In his MS thesis published in Vancouver Canada four months earlier, Zachary Drudi reported the result of using the footprint technique developed by us to predict the hit ratio curve for a number of Microsoft traces, for cache sizes ranging from 0 to gigabytes (up to 1TB). The footprint prediction is accurate in most cases. Below is the plot copied from the thesis (page number 32, page 40), where avgfp is the footprint prediction, and mattson is the ground truth calculated from the reuse distance (LRU stack distance).
The author implemented our technique entirely on his own without consulting or informing any of us.
The thesis is titled A Streaming Algorithms Approach to Approximating Hit Rate Curves, available online from the University Of British Columbia.
(copyright Zachary Drudi, 2014)
In a series of papers in PPOPP 2008 (poster), PPOPP 2011, PACT 2011, and ASPLOS 2013, Rochester researchers have developed a set of techniques to measure the footprint and use it to predict other locality metrics including the miss/hit ratio curve and reuse distance, for exclusive and shared cache.
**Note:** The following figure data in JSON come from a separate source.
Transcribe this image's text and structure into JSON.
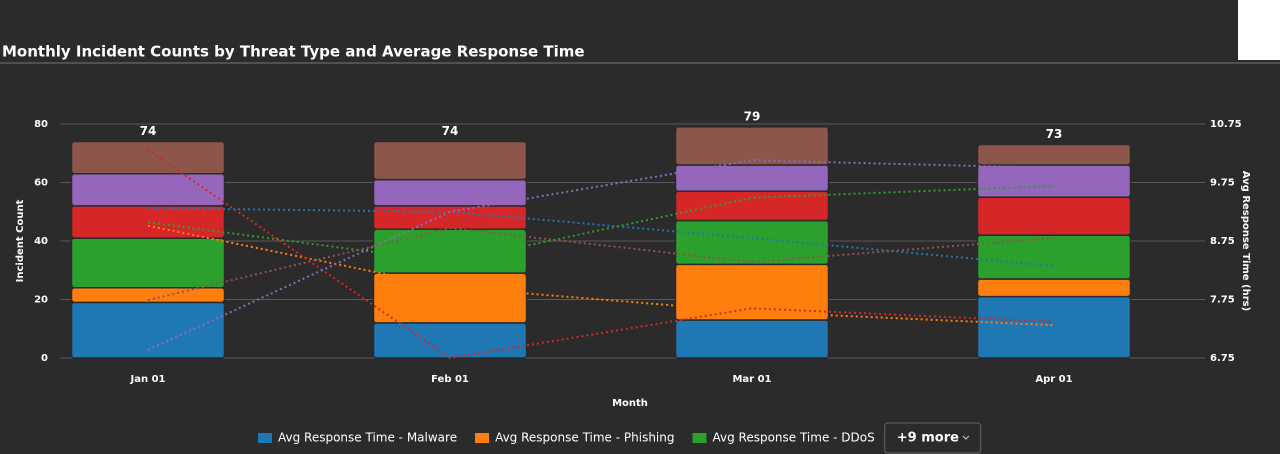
{
  "chart_data": {
    "type": "bar",
    "title": "Monthly Incident Counts by Threat Type and Average Response Time",
    "x_label": "Month",
    "y_label": "Incident Count",
    "y2_label": "Avg Response Time (hrs)",
    "categories": [
      "Jan 01",
      "Feb 01",
      "Mar 01",
      "Apr 01"
    ],
    "ylim": [
      0,
      80
    ],
    "yticks": [
      0,
      20,
      40,
      60,
      80
    ],
    "y2lim": [
      6.75,
      10.75
    ],
    "y2ticks": [
      6.75,
      7.75,
      8.75,
      9.75,
      10.75
    ],
    "grid": true,
    "totals": [
      74,
      74,
      79,
      73
    ],
    "series": [
      {
        "type": "bar",
        "color": "#1f77b4",
        "values": [
          19,
          12,
          13,
          21
        ]
      },
      {
        "type": "bar",
        "color": "#ff7f0e",
        "values": [
          5,
          17,
          19,
          6
        ]
      },
      {
        "type": "bar",
        "color": "#2ca02c",
        "values": [
          17,
          15,
          15,
          15
        ]
      },
      {
        "type": "bar",
        "color": "#d62728",
        "values": [
          11,
          8,
          10,
          13
        ]
      },
      {
        "type": "bar",
        "color": "#9467bd",
        "values": [
          11,
          9,
          9,
          11
        ]
      },
      {
        "type": "bar",
        "color": "#8c564b",
        "values": [
          11,
          13,
          13,
          7
        ]
      },
      {
        "type": "line",
        "axis": "y2",
        "name": "Avg Response Time - Malware",
        "color": "#1f77b4",
        "values": [
          9.31,
          9.25,
          8.8,
          8.32
        ]
      },
      {
        "type": "line",
        "axis": "y2",
        "name": "Avg Response Time - Phishing",
        "color": "#ff7f0e",
        "values": [
          9.01,
          7.96,
          7.54,
          7.31
        ]
      },
      {
        "type": "line",
        "axis": "y2",
        "name": "Avg Response Time - DDoS",
        "color": "#2ca02c",
        "values": [
          9.07,
          8.39,
          9.49,
          9.69
        ]
      },
      {
        "type": "line",
        "axis": "y2",
        "color": "#d62728",
        "values": [
          10.31,
          6.75,
          7.6,
          7.37
        ]
      },
      {
        "type": "line",
        "axis": "y2",
        "color": "#9467bd",
        "values": [
          6.89,
          9.25,
          10.13,
          10.0
        ]
      },
      {
        "type": "line",
        "axis": "y2",
        "color": "#8c564b",
        "values": [
          7.74,
          8.97,
          8.39,
          8.8
        ]
      }
    ],
    "legend_more": "+9 more"
  }
}
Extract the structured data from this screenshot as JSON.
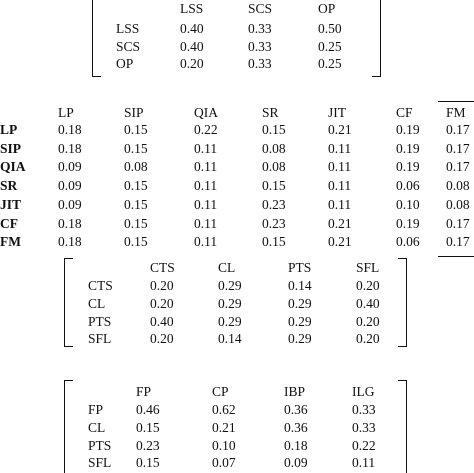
{
  "matrix1": {
    "columns": [
      "LSS",
      "SCS",
      "OP"
    ],
    "rows": [
      {
        "label": "LSS",
        "values": [
          "0.40",
          "0.33",
          "0.50"
        ]
      },
      {
        "label": "SCS",
        "values": [
          "0.40",
          "0.33",
          "0.25"
        ]
      },
      {
        "label": "OP",
        "values": [
          "0.20",
          "0.33",
          "0.25"
        ]
      }
    ]
  },
  "matrix2": {
    "columns": [
      "LP",
      "SIP",
      "QIA",
      "SR",
      "JIT",
      "CF",
      "FM"
    ],
    "rows": [
      {
        "label": "LP",
        "values": [
          "0.18",
          "0.15",
          "0.22",
          "0.15",
          "0.21",
          "0.19",
          "0.17"
        ]
      },
      {
        "label": "SIP",
        "values": [
          "0.18",
          "0.15",
          "0.11",
          "0.08",
          "0.11",
          "0.19",
          "0.17"
        ]
      },
      {
        "label": "QIA",
        "values": [
          "0.09",
          "0.08",
          "0.11",
          "0.08",
          "0.11",
          "0.19",
          "0.17"
        ]
      },
      {
        "label": "SR",
        "values": [
          "0.09",
          "0.15",
          "0.11",
          "0.15",
          "0.11",
          "0.06",
          "0.08"
        ]
      },
      {
        "label": "JIT",
        "values": [
          "0.09",
          "0.15",
          "0.11",
          "0.23",
          "0.11",
          "0.10",
          "0.08"
        ]
      },
      {
        "label": "CF",
        "values": [
          "0.18",
          "0.15",
          "0.11",
          "0.23",
          "0.21",
          "0.19",
          "0.17"
        ]
      },
      {
        "label": "FM",
        "values": [
          "0.18",
          "0.15",
          "0.11",
          "0.15",
          "0.21",
          "0.06",
          "0.17"
        ]
      }
    ]
  },
  "matrix3": {
    "columns": [
      "CTS",
      "CL",
      "PTS",
      "SFL"
    ],
    "rows": [
      {
        "label": "CTS",
        "values": [
          "0.20",
          "0.29",
          "0.14",
          "0.20"
        ]
      },
      {
        "label": "CL",
        "values": [
          "0.20",
          "0.29",
          "0.29",
          "0.40"
        ]
      },
      {
        "label": "PTS",
        "values": [
          "0.40",
          "0.29",
          "0.29",
          "0.20"
        ]
      },
      {
        "label": "SFL",
        "values": [
          "0.20",
          "0.14",
          "0.29",
          "0.20"
        ]
      }
    ]
  },
  "matrix4": {
    "columns": [
      "FP",
      "CP",
      "IBP",
      "ILG"
    ],
    "rows": [
      {
        "label": "FP",
        "values": [
          "0.46",
          "0.62",
          "0.36",
          "0.33"
        ]
      },
      {
        "label": "CL",
        "values": [
          "0.15",
          "0.21",
          "0.36",
          "0.33"
        ]
      },
      {
        "label": "PTS",
        "values": [
          "0.23",
          "0.10",
          "0.18",
          "0.22"
        ]
      },
      {
        "label": "SFL",
        "values": [
          "0.15",
          "0.07",
          "0.09",
          "0.11"
        ]
      }
    ]
  }
}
We have shown that the footprint techniques are efficient and largely accurate. Mr. Drudi’s results provide an independent validation.
This is the first time we know that the technique is used in characterizing storage workloads. The same implementation was used in their OSDI 2014 paper Characterizing storage workloads with counter stacks, J. Wires, S. Ingram, N. J. A. Harvey, A. Warfield, and Z. Drudi.